A deep repentance cannot go with shallow notions of sin, nor a deep faith with a shallow repentance. Here our model, since it cannot be Christ, must be David, whose fifty-first psalm is a divinely inspired formulary of penitence. In it he evinces the incredible grace of joining with God in desiring for himself (David) “truth in the inward parts.” Surely a repudiation of all complimentary self-deceptions and a facing up to the sinfulness of sin and the radicalness of one’s corruption is the truth in the inward parts here indicated, as well as a condition of attaining a saving faith.

We then come upon the massive and confirmatory fact that conscience thus awakened and rectified finds no peace except in the Gospel of a Saviour crucified to take away guilt and condemnation.
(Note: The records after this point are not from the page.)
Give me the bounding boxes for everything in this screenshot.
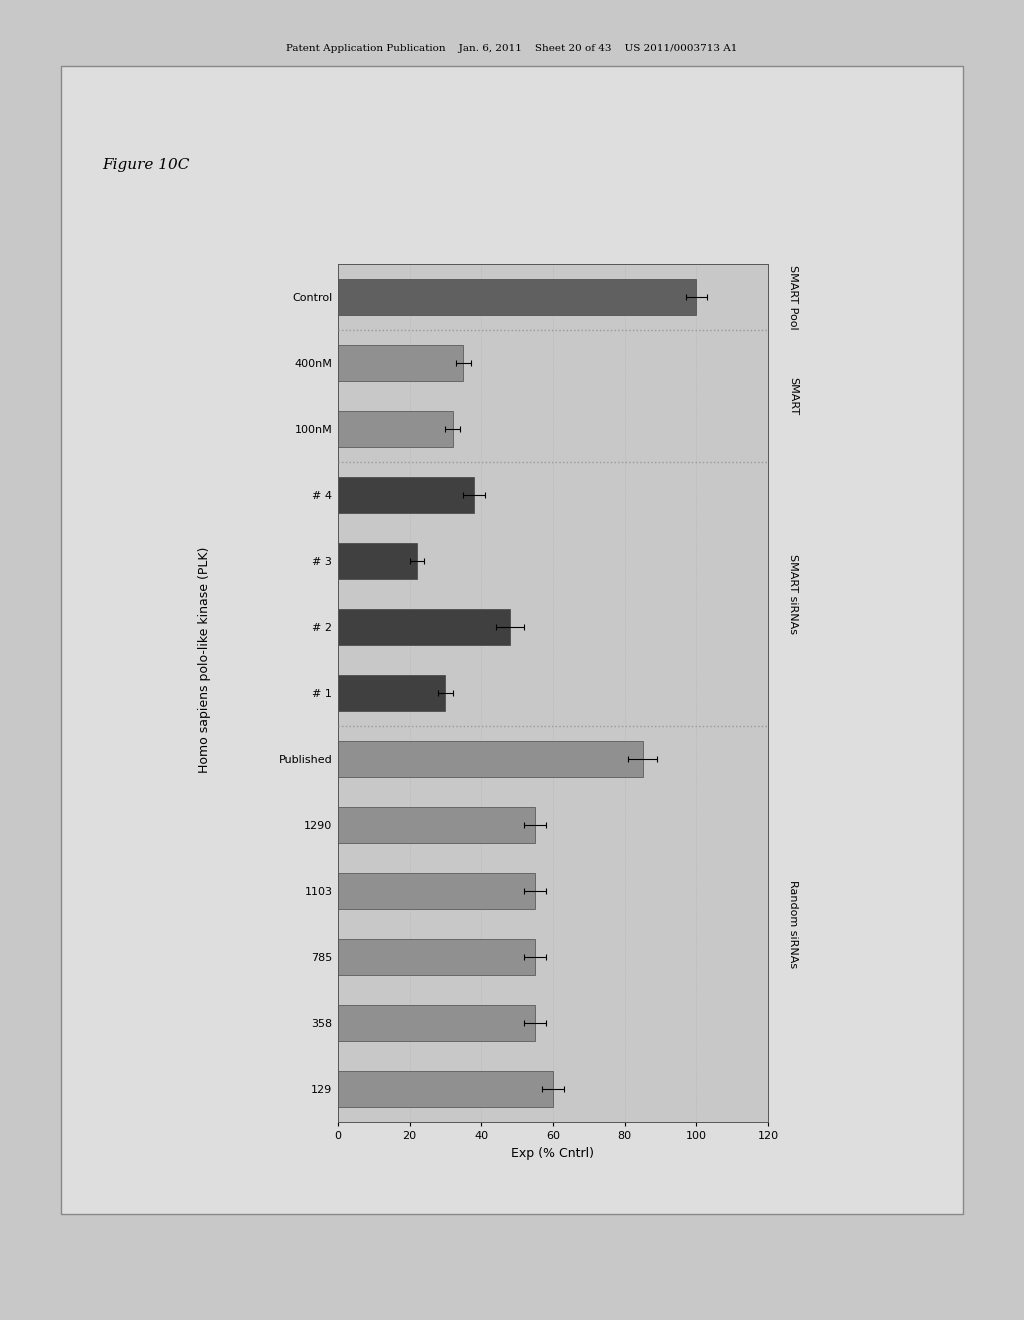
Text: Homo sapiens polo-like kinase (PLK): Homo sapiens polo-like kinase (PLK) (199, 546, 211, 774)
X-axis label: Exp (% Cntrl): Exp (% Cntrl) (511, 1147, 595, 1159)
Text: Random siRNAs: Random siRNAs (788, 880, 798, 968)
Text: SMART: SMART (788, 378, 798, 414)
Text: SMART siRNAs: SMART siRNAs (788, 554, 798, 634)
Bar (338, 873, 535, 909)
Bar (338, 741, 643, 777)
Text: Patent Application Publication    Jan. 6, 2011    Sheet 20 of 43    US 2011/0003: Patent Application Publication Jan. 6, 2… (287, 44, 737, 53)
Text: SMART Pool: SMART Pool (788, 265, 798, 329)
Bar (338, 807, 535, 843)
Bar (338, 477, 474, 513)
Bar (338, 1005, 535, 1041)
Bar (338, 279, 696, 315)
Bar (338, 345, 463, 381)
Bar (338, 543, 417, 579)
Bar (338, 411, 453, 447)
Bar (338, 609, 510, 645)
Bar (338, 1071, 553, 1107)
Text: Figure 10C: Figure 10C (102, 158, 189, 173)
Bar (338, 939, 535, 975)
Bar (338, 675, 445, 711)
If faith cannot lay hold on him, it is condemned as a fearful exercise in futility and self-deception.

It is exceedingly instructive that the thief on the cross—who undeniably had a saving view of Christ’s cross—described his own condition and Christ’s with exactly the same term, condemnation, the sole distinction being that it was justly incurred in his own case and unjustly in Christ’s; and that having done so he turned to Christ with a prayer for a place in his kingdom—and got it!